There are a few core skills that will help you as parents. Remember that no parent finds this easy all the time, and we all benefit from learning and growing into our role.

Talking and listening: being able to communicate in ways that help you connect with each other and strengthen your relationship. The Same Page Technique I mentioned a few months ago can be a useful tool to help and can be found here.

Accept and value each other: spend time together on shared interests and take an interest in your partners hobbies.

Focus on solving problems: The Common Ground Technique is a useful tool to help with this skill (see earlier blog post). To do this, you both write down the issues you feel are present. Next try and identify strategies to help solve these issues together and prioritise them. This technique can also work for co-parenting too. It can help you see that you are working together to resolve some of the serious issues you are experiencing in the family.

Focus on one problem at a time and think of solutions to the problem together to determine which one works the best. Once this solution has been put into practise, give it time to see what happens.

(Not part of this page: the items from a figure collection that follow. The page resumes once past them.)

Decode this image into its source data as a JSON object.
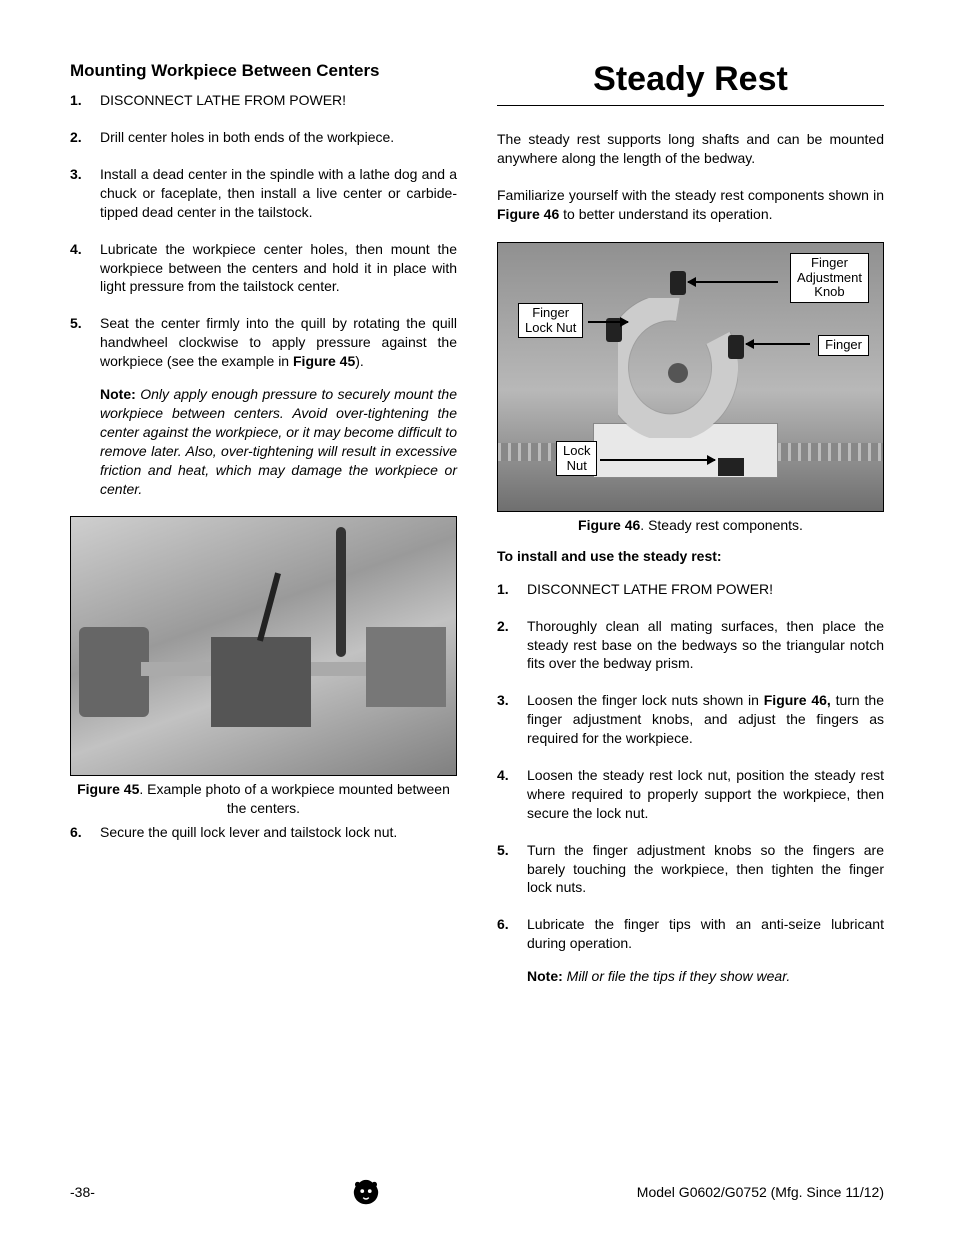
{
  "left": {
    "heading": "Mounting Workpiece Between Centers",
    "steps_a": [
      "DISCONNECT LATHE FROM POWER!",
      "Drill center holes in both ends of the workpiece.",
      "Install a dead center in the spindle with a lathe dog and a chuck or faceplate, then install a live center or carbide-tipped dead center in the tailstock.",
      "Lubricate the workpiece center holes, then mount the workpiece between the centers and hold it in place with light pressure from the tailstock center."
    ],
    "step5_pre": "Seat the center firmly into the quill by rotating the quill handwheel clockwise to apply pressure against the workpiece (see the example in ",
    "step5_figref": "Figure 45",
    "step5_post": ").",
    "note_label": "Note:",
    "note_text": " Only apply enough pressure to securely mount the workpiece between centers. Avoid over-tightening the center against the workpiece, or it may become difficult to remove later. Also, over-tightening will result in excessive friction and heat, which may damage the workpiece or center.",
    "fig45_label": "Figure 45",
    "fig45_caption": ". Example photo of a workpiece mounted between the centers.",
    "step6": "Secure the quill lock lever and tailstock lock nut."
  },
  "right": {
    "title": "Steady Rest",
    "intro1": "The steady rest supports long shafts and can be mounted anywhere along the length of the bedway.",
    "intro2_pre": "Familiarize yourself with the steady rest components shown in ",
    "intro2_ref": "Figure 46",
    "intro2_post": " to better understand its operation.",
    "callouts": {
      "finger_lock_nut": "Finger\nLock Nut",
      "finger_adj_knob": "Finger\nAdjustment\nKnob",
      "finger": "Finger",
      "lock_nut": "Lock\nNut"
    },
    "fig46_label": "Figure 46",
    "fig46_caption": ". Steady rest components.",
    "subheading": "To install and use the steady rest:",
    "steps": {
      "s1": "DISCONNECT LATHE FROM POWER!",
      "s2": "Thoroughly clean all mating surfaces, then place the steady rest base on the bedways so the triangular notch fits over the bedway prism.",
      "s3_pre": "Loosen the finger lock nuts shown in ",
      "s3_ref": "Figure 46,",
      "s3_post": " turn the finger adjustment knobs, and adjust the fingers as required for the workpiece.",
      "s4": "Loosen the steady rest lock nut, position the steady rest where required to properly support the workpiece, then secure the lock nut.",
      "s5": "Turn the finger adjustment knobs so the fingers are barely touching the workpiece, then tighten the finger lock nuts.",
      "s6": "Lubricate the finger tips with an anti-seize lubricant during operation."
    },
    "note_label": "Note:",
    "note_text": " Mill or file the tips if they show wear."
  },
  "footer": {
    "page": "-38-",
    "model": "Model G0602/G0752 (Mfg. Since 11/12)"
  }
}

Back each other up: Children are great at quietly observing you when you think they are not and they are great at playing you off against each other if they can benefit in some way! Creating family rules together can be a great way of letting everyone contribute and know where they stand. Have each member sign it and display it somewhere visible in the house. Decide on rewards and consequences together as parents and ensure you both follow them to encourage consistency.

Managing conflict: Managing conflict in a positive and constructive way is important not only for you both, but it will also demonstrate to your children how to manage conflict themselves. By being an active listener, you can validate how your partner feels and ensure you understand their point of view even if you may not agree with it. Using “I” rather than “you” statements can also be helpful to ensure you focus on the impact it has on you (e.g. “I feel frustrated when you”) rather than focusing on judgement of another (e.g. “you never…”)

This brings me to my final point. Working as a team can be hard and situations can be challenging and surprise us out of the blue but try to find the humour in them. Laughter can reduce stress. Laugh with your partner not at them! I remember once being frustrated when a child demanded I tie up her shoelace for her whilst I was in the middle of an important task. I politely suggested to her to go and find her manners. I started to feel myself becoming stressed when I noticed this child opening all the drawers and cupboards of the classroom. When I asked her what she was doing, she politely said “I’m trying to find my manners”.

Look after each other and spend time building these memories in the moments of family life together.